Graphs are becoming popular as a means of visualizing order, accessibility, or distance information. This paper is concerned with efficient methods of conveying vertex proximity, that is, of arranging the vertices so their pairwise screen distances match their target distances. Cohen discusses an adequate measure of the quality of a representation and then presents the method.
To evaluate his and other methods, the author defines a family Sk of stress functions of a given representation as an accumulation of the difference between vertex spatial configuration and the target distances. S0 stress measures absolute errors in long and short distances, S2 penalizes errors in proportion to the target distance, and S1 is a “semiproportional” measure. These functions are shown to be similar to others presented elsewhere.

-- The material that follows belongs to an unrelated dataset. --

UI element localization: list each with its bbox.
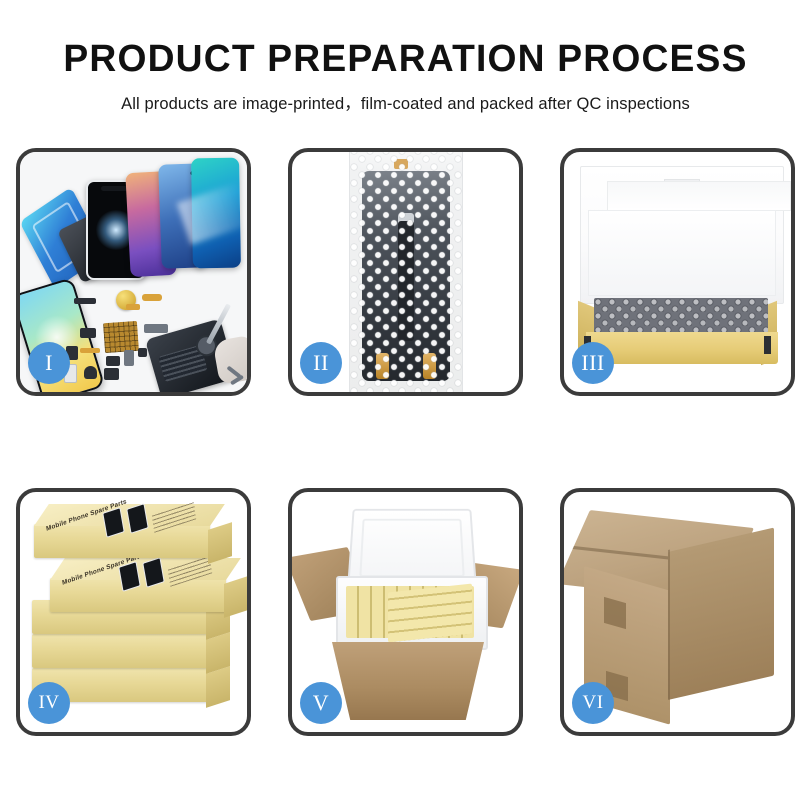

Now the problem can be restated as a numerical problem consisting of the minimization of Sk. This approach has been tried elsewhere and, like many other combinatorial problems, shows little stability or convergence to local minima. (Simulated annealing might be useful here.) The author then proposes an incremental approach to arranging vertices. Given a small portion that can be considered a good starting point, the author develops an algorithm based on the heuristic that chooses close vertices to remain together. He shows that this algorithm is fast and copes with clustering adequately, at least for the examples provided. Minimizing absolute stress converges quickly, but may fail to reach the global minimum. Proportional stress, in contrast, is robust but converges slowly. Thus, semiproportional stress is a good compromise solution.